Zoals al aangegeven zal de wet met terugwerkende kracht worden ingevoerd. De regering wil op die manier zoveel mogelijk de kosten beperken die het gevolg zijn van de Europese uitspraak. Dat betekent dat het extra belangrijk is om te weten wat de aanpassingen voor u en uw onderneming betekenen.

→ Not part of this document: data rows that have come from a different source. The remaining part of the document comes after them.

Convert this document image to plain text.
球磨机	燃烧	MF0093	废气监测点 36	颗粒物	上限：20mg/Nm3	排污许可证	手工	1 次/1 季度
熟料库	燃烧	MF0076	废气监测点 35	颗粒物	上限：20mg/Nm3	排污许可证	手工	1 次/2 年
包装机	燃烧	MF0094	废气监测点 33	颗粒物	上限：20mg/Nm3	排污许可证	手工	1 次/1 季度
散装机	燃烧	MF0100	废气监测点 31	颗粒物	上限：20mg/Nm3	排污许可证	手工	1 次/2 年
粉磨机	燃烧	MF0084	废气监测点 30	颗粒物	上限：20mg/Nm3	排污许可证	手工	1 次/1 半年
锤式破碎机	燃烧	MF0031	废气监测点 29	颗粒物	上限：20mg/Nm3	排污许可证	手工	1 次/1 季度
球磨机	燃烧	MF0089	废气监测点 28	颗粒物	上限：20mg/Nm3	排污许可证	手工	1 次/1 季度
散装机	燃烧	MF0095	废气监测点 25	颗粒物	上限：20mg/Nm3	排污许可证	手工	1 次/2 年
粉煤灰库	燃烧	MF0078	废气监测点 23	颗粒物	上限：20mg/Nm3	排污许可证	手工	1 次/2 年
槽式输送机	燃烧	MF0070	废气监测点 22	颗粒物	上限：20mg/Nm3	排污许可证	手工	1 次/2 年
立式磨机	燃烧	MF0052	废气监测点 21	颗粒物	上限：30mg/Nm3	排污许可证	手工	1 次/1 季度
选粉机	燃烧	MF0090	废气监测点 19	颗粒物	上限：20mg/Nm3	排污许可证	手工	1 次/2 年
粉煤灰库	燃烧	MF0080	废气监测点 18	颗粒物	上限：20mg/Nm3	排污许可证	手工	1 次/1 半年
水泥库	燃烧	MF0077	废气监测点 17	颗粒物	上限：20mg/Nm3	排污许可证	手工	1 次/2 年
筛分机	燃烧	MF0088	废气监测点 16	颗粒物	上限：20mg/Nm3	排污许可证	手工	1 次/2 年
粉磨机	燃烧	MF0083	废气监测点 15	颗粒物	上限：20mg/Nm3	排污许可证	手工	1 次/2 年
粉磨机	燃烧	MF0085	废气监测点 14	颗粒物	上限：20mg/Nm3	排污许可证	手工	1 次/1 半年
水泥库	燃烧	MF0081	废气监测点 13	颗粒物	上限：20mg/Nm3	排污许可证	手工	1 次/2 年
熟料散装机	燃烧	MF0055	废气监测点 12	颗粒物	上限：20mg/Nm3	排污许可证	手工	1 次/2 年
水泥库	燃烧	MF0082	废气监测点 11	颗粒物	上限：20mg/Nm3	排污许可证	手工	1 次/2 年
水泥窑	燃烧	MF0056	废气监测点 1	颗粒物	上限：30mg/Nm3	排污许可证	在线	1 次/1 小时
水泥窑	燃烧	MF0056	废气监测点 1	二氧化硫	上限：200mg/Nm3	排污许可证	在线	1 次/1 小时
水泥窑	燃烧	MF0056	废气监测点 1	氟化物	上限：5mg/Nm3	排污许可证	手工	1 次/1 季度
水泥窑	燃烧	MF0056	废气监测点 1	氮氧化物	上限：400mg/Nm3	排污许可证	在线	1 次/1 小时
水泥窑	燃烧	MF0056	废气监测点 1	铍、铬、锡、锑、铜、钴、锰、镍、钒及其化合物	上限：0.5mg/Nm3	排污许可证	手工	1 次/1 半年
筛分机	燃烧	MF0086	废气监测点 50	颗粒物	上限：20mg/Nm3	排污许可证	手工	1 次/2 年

Inmiddels heeft de staatssecretaris een overgangsmaatregel aangekondigd, die de gevolgen voor het MKB moet verlichten. Als de rente op leningen binnen de fiscale eenheid lager ligt dan € 100.000, zal de aftrekbeperking onder voorwaarden niet van toepassing zijn tot en met 31 december 2018.
Vervolg?
Op het moment dat meer bekend wordt over de invulling van de spoedwet, laten wij het u uiteraard weten. De staatssecretaris heeft aangegeven dat het wetsvoorstel in het tweede kwartaal aan de Tweede Kamer zal worden voorgelegd. Het is bovendien waarschijnlijk dat in de toekomst een nieuwe fiscale concernregeling zal worden ingevoerd, die duidelijk verschilt van de huidige fiscale eenheid. Ook als daar meer over bekend wordt, houden wij u op de hoogte.